Running and growing startup is an exciting step in your career path. However, like any other venture, it’s not without challenges.
Besides having a clear vision and a solid business plan, you also need to ensure you’ve sufficient capital to back it up.
Applying for startup business loans can provide relief, and allow you to actualize your dream.
Many options for startups are available, and in the article below, we shall exhaustively explore the startup options you have, eligibility, and benefits.
Benefits of Startup Business Loans
There are numerous reasons why a business owner would want to secure a startup loan.
Here are the top four benefits of startup loans.
1) Jumpstart your Business
Business startup loans will provide you with the capital you need to cater for some of your initial expenses such as machinery, rent, payroll and other expenses necessary for smooth operation of your business.
Some of the expenses can be catered by borrowing from friends and family, but if your business requires a large initial investment, business startup loans will make that happen.
2) Full Ownership
Rather than seeking investors who might demand a share in your startup, a business loan will provide full ownership to your enterprise.
Funding the business using a loan will ensure that you have the leeway when considering a potential partnership.
Here, you’ll have the option of choosing who will be your investor based on business strategy rather than monetary value.
3) Separate Personal Wealth
Startup loans usually ensure that you’re able to separate personal assets from your business.
It will allow you to start your business without placing your personal assets at risk.
4) Build Business Credit
If you take a startup loan, and then successfully repay it, you increase your credit score.
And when your business grows big, eventually requiring a large cash infusion, your good credit score will increase the chances of you getting a bigger loan and at lower interest rates.
Eligibility of Business Loans
To qualify for a business loan, Business Organization says that there are several criteria that you need to adhere to. Or rather, there’s a threshold that you must pass.
Now, the criterion for a business startup loan is not set on a stone.
This is because we’ve numerous lenders for business startups, and each lender has their own set of principles.
Again, within the same lender, you might find they’ve different requirements for different borrowers in different business models.
Ideally, the best way to know whether you are eligible for a business startup loan is by visiting your preferred lender and requesting them of the eligibility requirements.
Generally, however, here are some of the common requirements needed across many of the lenders;
- Currently not bankrupt
- Have a good credit score
- A viable business idea
- A solid business plan
- No sizeable default registry against you
Types of Business Startup Loans
There’re numerous types of business financing for startups and a seemingly endless sea of lenders.

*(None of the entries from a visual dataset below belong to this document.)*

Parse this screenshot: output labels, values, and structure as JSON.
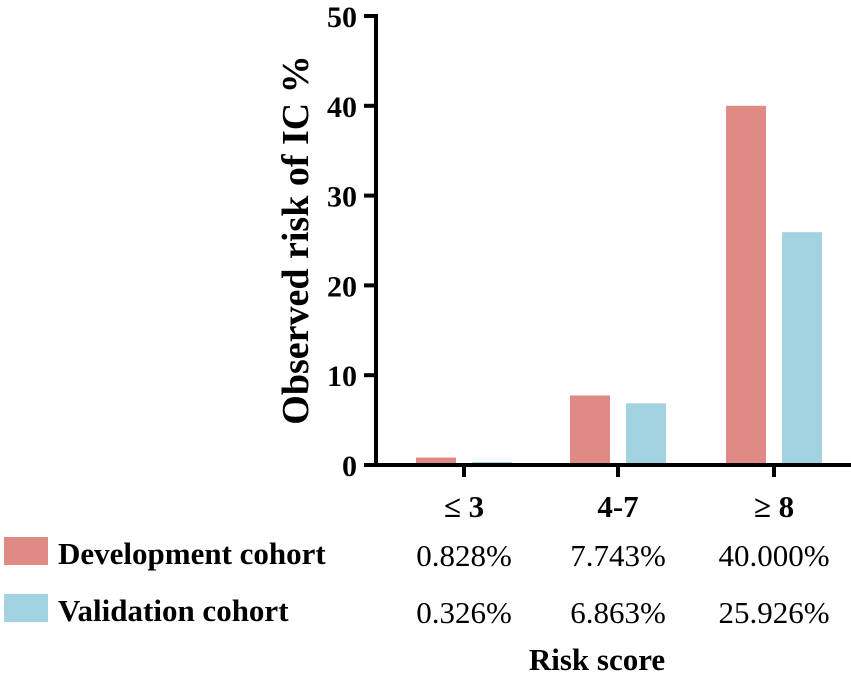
{
  "chart_data": {
    "type": "bar",
    "title": "",
    "xlabel": "Risk score",
    "ylabel": "Observed risk of IC %",
    "ylim": [
      0,
      50
    ],
    "yticks": [
      0,
      10,
      20,
      30,
      40,
      50
    ],
    "categories": [
      "≤ 3",
      "4-7",
      "≥ 8"
    ],
    "series": [
      {
        "name": "Development cohort",
        "color": "#e08a85",
        "values": [
          0.828,
          7.743,
          40.0
        ],
        "labels": [
          "0.828%",
          "7.743%",
          "40.000%"
        ]
      },
      {
        "name": "Validation cohort",
        "color": "#a3d2e0",
        "values": [
          0.326,
          6.863,
          25.926
        ],
        "labels": [
          "0.326%",
          "6.863%",
          "25.926%"
        ]
      }
    ],
    "grid": false,
    "legend": "bottom-table"
  }
}
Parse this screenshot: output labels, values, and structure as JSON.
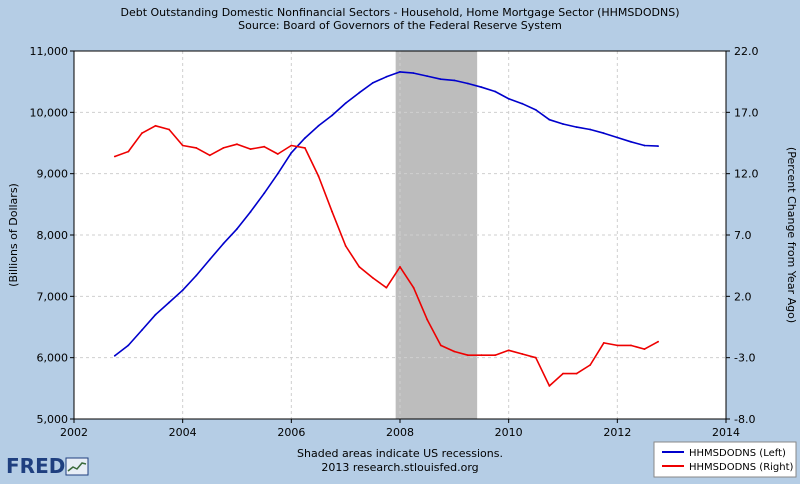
{
  "chart_data": {
    "type": "line",
    "title": "Debt Outstanding Domestic Nonfinancial Sectors - Household, Home Mortgage Sector (HHMSDODNS)",
    "subtitle": "Source: Board of Governors of the Federal Reserve System",
    "xlabel": "",
    "ylabel_left": "(Billions of Dollars)",
    "ylabel_right": "(Percent Change from Year Ago)",
    "xlim": [
      2002,
      2014
    ],
    "ylim_left": [
      5000,
      11000
    ],
    "ylim_right": [
      -8.0,
      22.0
    ],
    "x_ticks": [
      "2002",
      "2004",
      "2006",
      "2008",
      "2010",
      "2012",
      "2014"
    ],
    "y_ticks_left": [
      "5,000",
      "6,000",
      "7,000",
      "8,000",
      "9,000",
      "10,000",
      "11,000"
    ],
    "y_ticks_right": [
      "-8.0",
      "-3.0",
      "2.0",
      "7.0",
      "12.0",
      "17.0",
      "22.0"
    ],
    "grid": true,
    "recession": [
      2007.92,
      2009.42
    ],
    "series": [
      {
        "name": "HHMSDODNS (Left)",
        "axis": "left",
        "color": "#0000cc",
        "x": [
          2002.75,
          2003.0,
          2003.25,
          2003.5,
          2003.75,
          2004.0,
          2004.25,
          2004.5,
          2004.75,
          2005.0,
          2005.25,
          2005.5,
          2005.75,
          2006.0,
          2006.25,
          2006.5,
          2006.75,
          2007.0,
          2007.25,
          2007.5,
          2007.75,
          2008.0,
          2008.25,
          2008.5,
          2008.75,
          2009.0,
          2009.25,
          2009.5,
          2009.75,
          2010.0,
          2010.25,
          2010.5,
          2010.75,
          2011.0,
          2011.25,
          2011.5,
          2011.75,
          2012.0,
          2012.25,
          2012.5,
          2012.75
        ],
        "values": [
          6030,
          6200,
          6450,
          6700,
          6900,
          7100,
          7340,
          7600,
          7860,
          8100,
          8380,
          8680,
          9000,
          9340,
          9580,
          9780,
          9950,
          10150,
          10320,
          10480,
          10580,
          10660,
          10640,
          10590,
          10540,
          10520,
          10470,
          10410,
          10340,
          10220,
          10140,
          10040,
          9880,
          9810,
          9760,
          9720,
          9660,
          9590,
          9520,
          9460,
          9450
        ]
      },
      {
        "name": "HHMSDODNS (Right)",
        "axis": "right",
        "color": "#ee0000",
        "x": [
          2002.75,
          2003.0,
          2003.25,
          2003.5,
          2003.75,
          2004.0,
          2004.25,
          2004.5,
          2004.75,
          2005.0,
          2005.25,
          2005.5,
          2005.75,
          2006.0,
          2006.25,
          2006.5,
          2006.75,
          2007.0,
          2007.25,
          2007.5,
          2007.75,
          2008.0,
          2008.25,
          2008.5,
          2008.75,
          2009.0,
          2009.25,
          2009.5,
          2009.75,
          2010.0,
          2010.25,
          2010.5,
          2010.75,
          2011.0,
          2011.25,
          2011.5,
          2011.75,
          2012.0,
          2012.25,
          2012.5,
          2012.75
        ],
        "values": [
          13.4,
          13.8,
          15.3,
          15.9,
          15.6,
          14.3,
          14.1,
          13.5,
          14.1,
          14.4,
          14.0,
          14.2,
          13.6,
          14.3,
          14.1,
          11.8,
          8.9,
          6.1,
          4.4,
          3.5,
          2.7,
          4.4,
          2.7,
          0.1,
          -2.0,
          -2.5,
          -2.8,
          -2.8,
          -2.8,
          -2.4,
          -2.7,
          -3.0,
          -5.3,
          -4.3,
          -4.3,
          -3.6,
          -1.8,
          -2.0,
          -2.0,
          -2.3,
          -1.7
        ]
      }
    ],
    "legend": {
      "placement": "bottom-right",
      "entries": [
        "HHMSDODNS (Left)",
        "HHMSDODNS (Right)"
      ]
    },
    "footer": {
      "line1": "Shaded areas indicate US recessions.",
      "line2": "2013 research.stlouisfed.org"
    }
  },
  "logo": {
    "text": "FRED"
  }
}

But which type of business startup loan will make the most sense for your startup?
Let’s go over the several options available.
Term loan will give you a lump sum of money, which you can start to work with right away.

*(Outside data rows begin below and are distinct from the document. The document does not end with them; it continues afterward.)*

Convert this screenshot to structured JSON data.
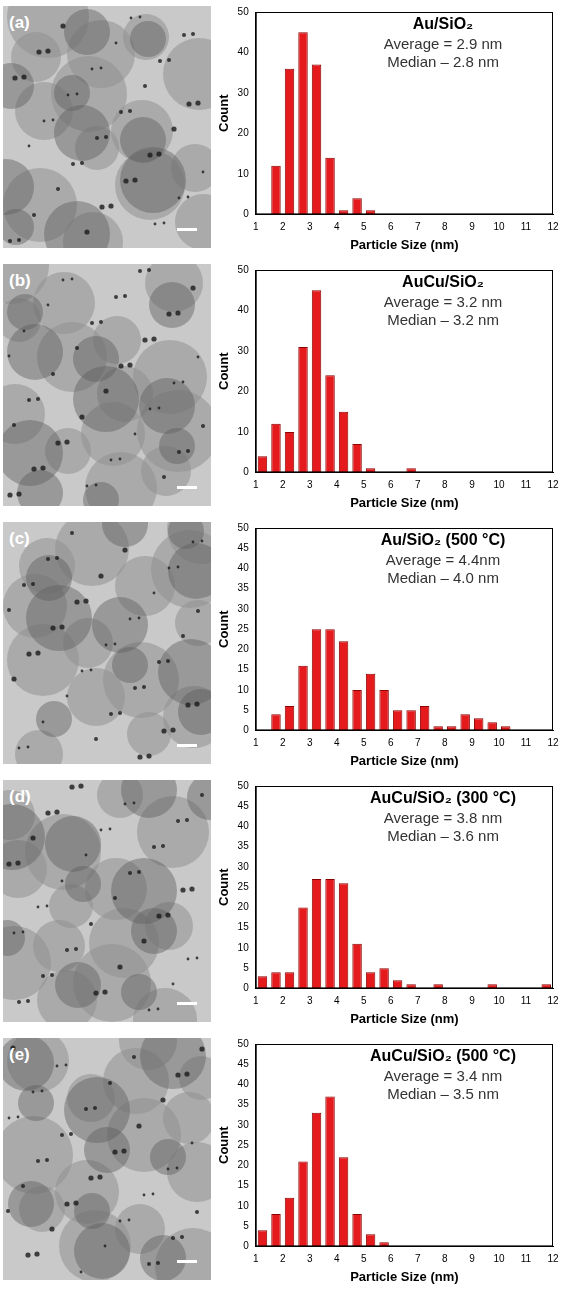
{
  "chart_data": [
    {
      "type": "histogram",
      "panel_label": "(a)",
      "title": "Au/SiO₂",
      "annotations": [
        "Average = 2.9 nm",
        "Median – 2.8 nm"
      ],
      "x_label": "Particle Size (nm)",
      "y_label": "Count",
      "bins": [
        1.5,
        2.0,
        2.5,
        3.0,
        3.5,
        4.0,
        4.5,
        5.0,
        5.5
      ],
      "values": [
        12,
        36,
        45,
        37,
        14,
        1,
        4,
        1
      ],
      "color": "#e41a1c",
      "xlim": [
        1,
        12
      ],
      "xticks": [
        1,
        2,
        3,
        4,
        5,
        6,
        7,
        8,
        9,
        10,
        11,
        12
      ],
      "ylim": [
        0,
        50
      ],
      "yticks": [
        0,
        10,
        20,
        30,
        40,
        50
      ],
      "grid": false
    },
    {
      "type": "histogram",
      "panel_label": "(b)",
      "title": "AuCu/SiO₂",
      "annotations": [
        "Average = 3.2 nm",
        "Median – 3.2 nm"
      ],
      "x_label": "Particle Size (nm)",
      "y_label": "Count",
      "bins": [
        1.0,
        1.5,
        2.0,
        2.5,
        3.0,
        3.5,
        4.0,
        4.5,
        5.0,
        5.5,
        6.0,
        6.5,
        7.0
      ],
      "values": [
        4,
        12,
        10,
        31,
        45,
        24,
        15,
        7,
        1,
        0,
        0,
        1
      ],
      "color": "#e41a1c",
      "xlim": [
        1,
        12
      ],
      "xticks": [
        1,
        2,
        3,
        4,
        5,
        6,
        7,
        8,
        9,
        10,
        11,
        12
      ],
      "ylim": [
        0,
        50
      ],
      "yticks": [
        0,
        10,
        20,
        30,
        40,
        50
      ],
      "grid": false
    },
    {
      "type": "histogram",
      "panel_label": "(c)",
      "title": "Au/SiO₂ (500 °C)",
      "annotations": [
        "Average = 4.4nm",
        "Median – 4.0 nm"
      ],
      "x_label": "Particle Size (nm)",
      "y_label": "Count",
      "bins": [
        1.5,
        2.0,
        2.5,
        3.0,
        3.5,
        4.0,
        4.5,
        5.0,
        5.5,
        6.0,
        6.5,
        7.0,
        7.5,
        8.0,
        8.5,
        9.0,
        9.5,
        10.0,
        10.5
      ],
      "values": [
        4,
        6,
        16,
        25,
        25,
        22,
        10,
        14,
        10,
        5,
        5,
        6,
        1,
        1,
        4,
        3,
        2,
        1
      ],
      "color": "#e41a1c",
      "xlim": [
        1,
        12
      ],
      "xticks": [
        1,
        2,
        3,
        4,
        5,
        6,
        7,
        8,
        9,
        10,
        11,
        12
      ],
      "ylim": [
        0,
        50
      ],
      "yticks": [
        0,
        5,
        10,
        15,
        20,
        25,
        30,
        35,
        40,
        45,
        50
      ],
      "grid": false
    },
    {
      "type": "histogram",
      "panel_label": "(d)",
      "title": "AuCu/SiO₂ (300 °C)",
      "annotations": [
        "Average = 3.8 nm",
        "Median – 3.6 nm"
      ],
      "x_label": "Particle Size (nm)",
      "y_label": "Count",
      "bins": [
        1.0,
        1.5,
        2.0,
        2.5,
        3.0,
        3.5,
        4.0,
        4.5,
        5.0,
        5.5,
        6.0,
        6.5,
        7.0,
        7.5,
        8.0,
        8.5,
        9.0,
        9.5,
        10.0,
        10.5,
        11.0,
        11.5,
        12.0
      ],
      "values": [
        3,
        4,
        4,
        20,
        27,
        27,
        26,
        11,
        4,
        5,
        2,
        1,
        0,
        1,
        0,
        0,
        0,
        1,
        0,
        0,
        0,
        1
      ],
      "color": "#e41a1c",
      "xlim": [
        1,
        12
      ],
      "xticks": [
        1,
        2,
        3,
        4,
        5,
        6,
        7,
        8,
        9,
        10,
        11,
        12
      ],
      "ylim": [
        0,
        50
      ],
      "yticks": [
        0,
        5,
        10,
        15,
        20,
        25,
        30,
        35,
        40,
        45,
        50
      ],
      "grid": false
    },
    {
      "type": "histogram",
      "panel_label": "(e)",
      "title": "AuCu/SiO₂ (500 °C)",
      "annotations": [
        "Average = 3.4 nm",
        "Median – 3.5 nm"
      ],
      "x_label": "Particle Size (nm)",
      "y_label": "Count",
      "bins": [
        1.0,
        1.5,
        2.0,
        2.5,
        3.0,
        3.5,
        4.0,
        4.5,
        5.0,
        5.5,
        6.0
      ],
      "values": [
        4,
        8,
        12,
        21,
        33,
        37,
        22,
        8,
        3,
        1
      ],
      "color": "#e41a1c",
      "xlim": [
        1,
        12
      ],
      "xticks": [
        1,
        2,
        3,
        4,
        5,
        6,
        7,
        8,
        9,
        10,
        11,
        12
      ],
      "ylim": [
        0,
        50
      ],
      "yticks": [
        0,
        5,
        10,
        15,
        20,
        25,
        30,
        35,
        40,
        45,
        50
      ],
      "grid": false
    }
  ]
}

Terms loans are paid over an extended period, but you’ll have to make small and regular payments over the period.
Term loans are suitable for businesses looking to make a large purchase, such as equipment that would be otherwise impossible to pay right away.
Lines of Credit (LOC)
LOC works differently from term loan by letting you borrow money as you need it, but to a specified limit.

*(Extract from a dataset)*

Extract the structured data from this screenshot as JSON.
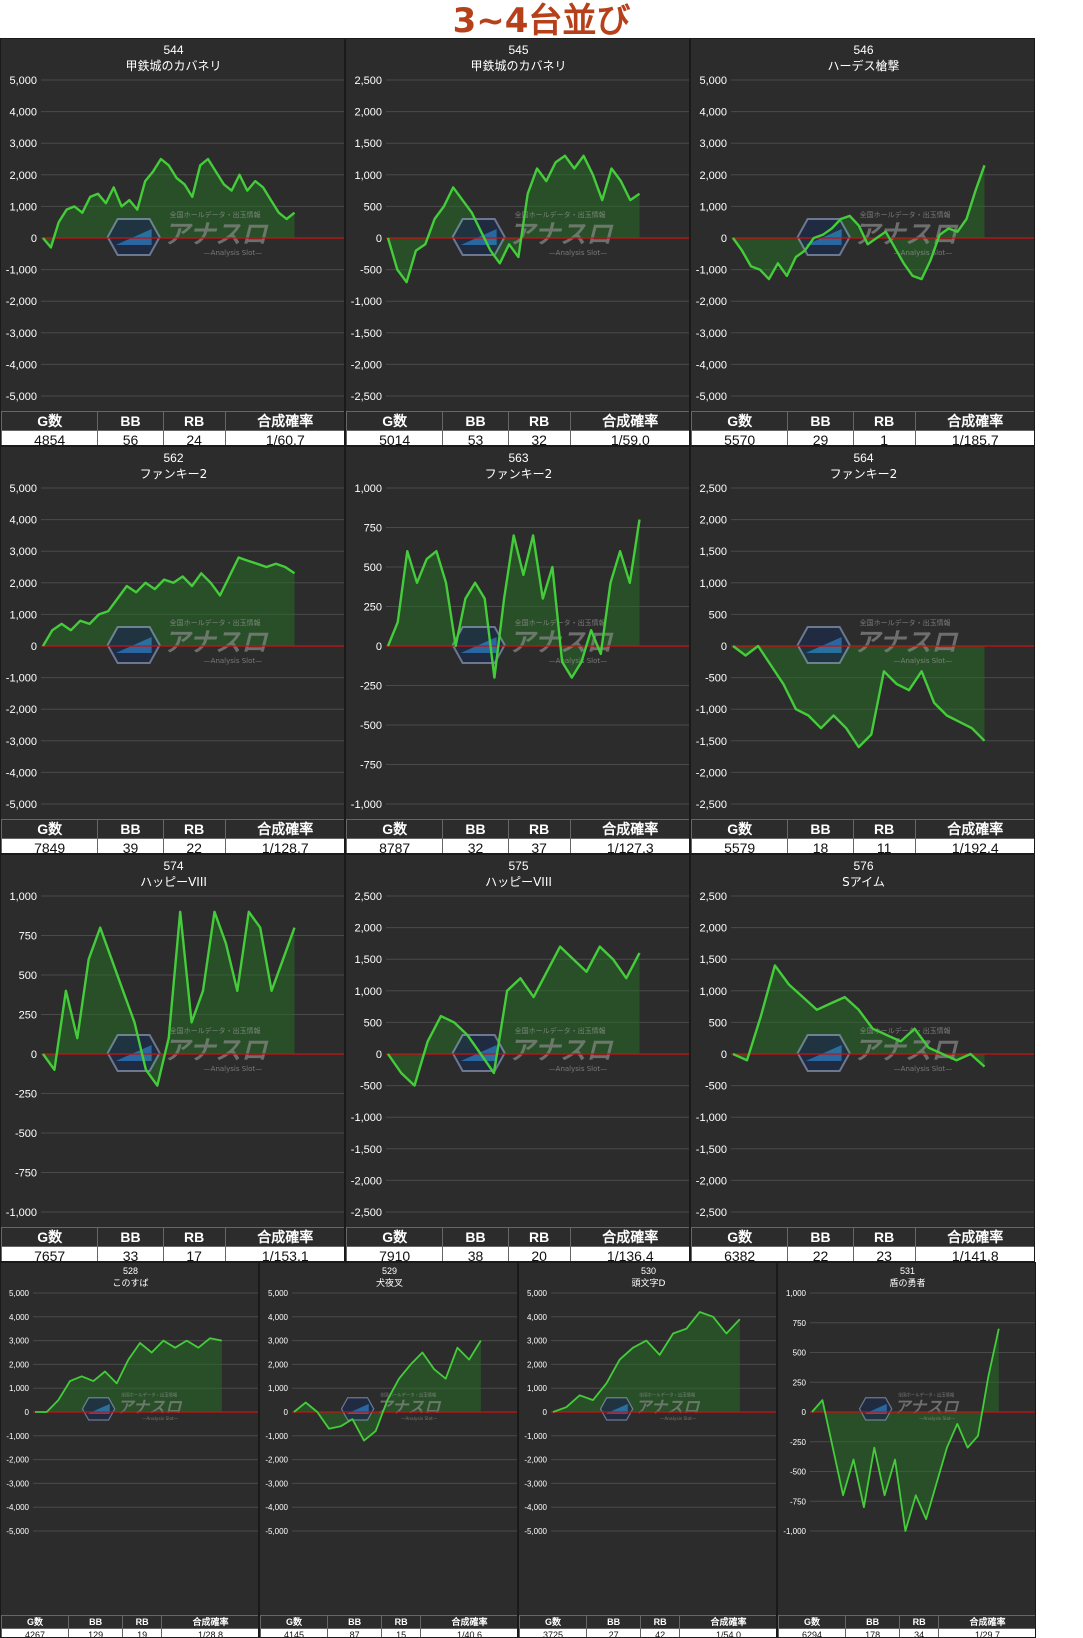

LOC is similar to a credit card only that it does not allow paying some expenses such as payrolls and does not offer rewards as credit cards do.
LOC, however, offer flexibility to your business, as you only need to borrow when you’re in need.
Though most of the startups usually choose to lease expensive equipment, there’re some that purchase using equipment loans.
Equipment financing covers anything from electronics, machinery, or vehicles.
It’s a safe option since the equipment purchased works as collateral if your startup can’t repay the loan.
Invoice factoring finances business expenses.
It’s a suitable option if your startup needs cash fast to pay employees or cover other expenses.
Finding the Best Option
The best loan option will depend on the type of business startup you have.
Still, you’ll need to carefully plan and create a well-thought strategy before making a loan application.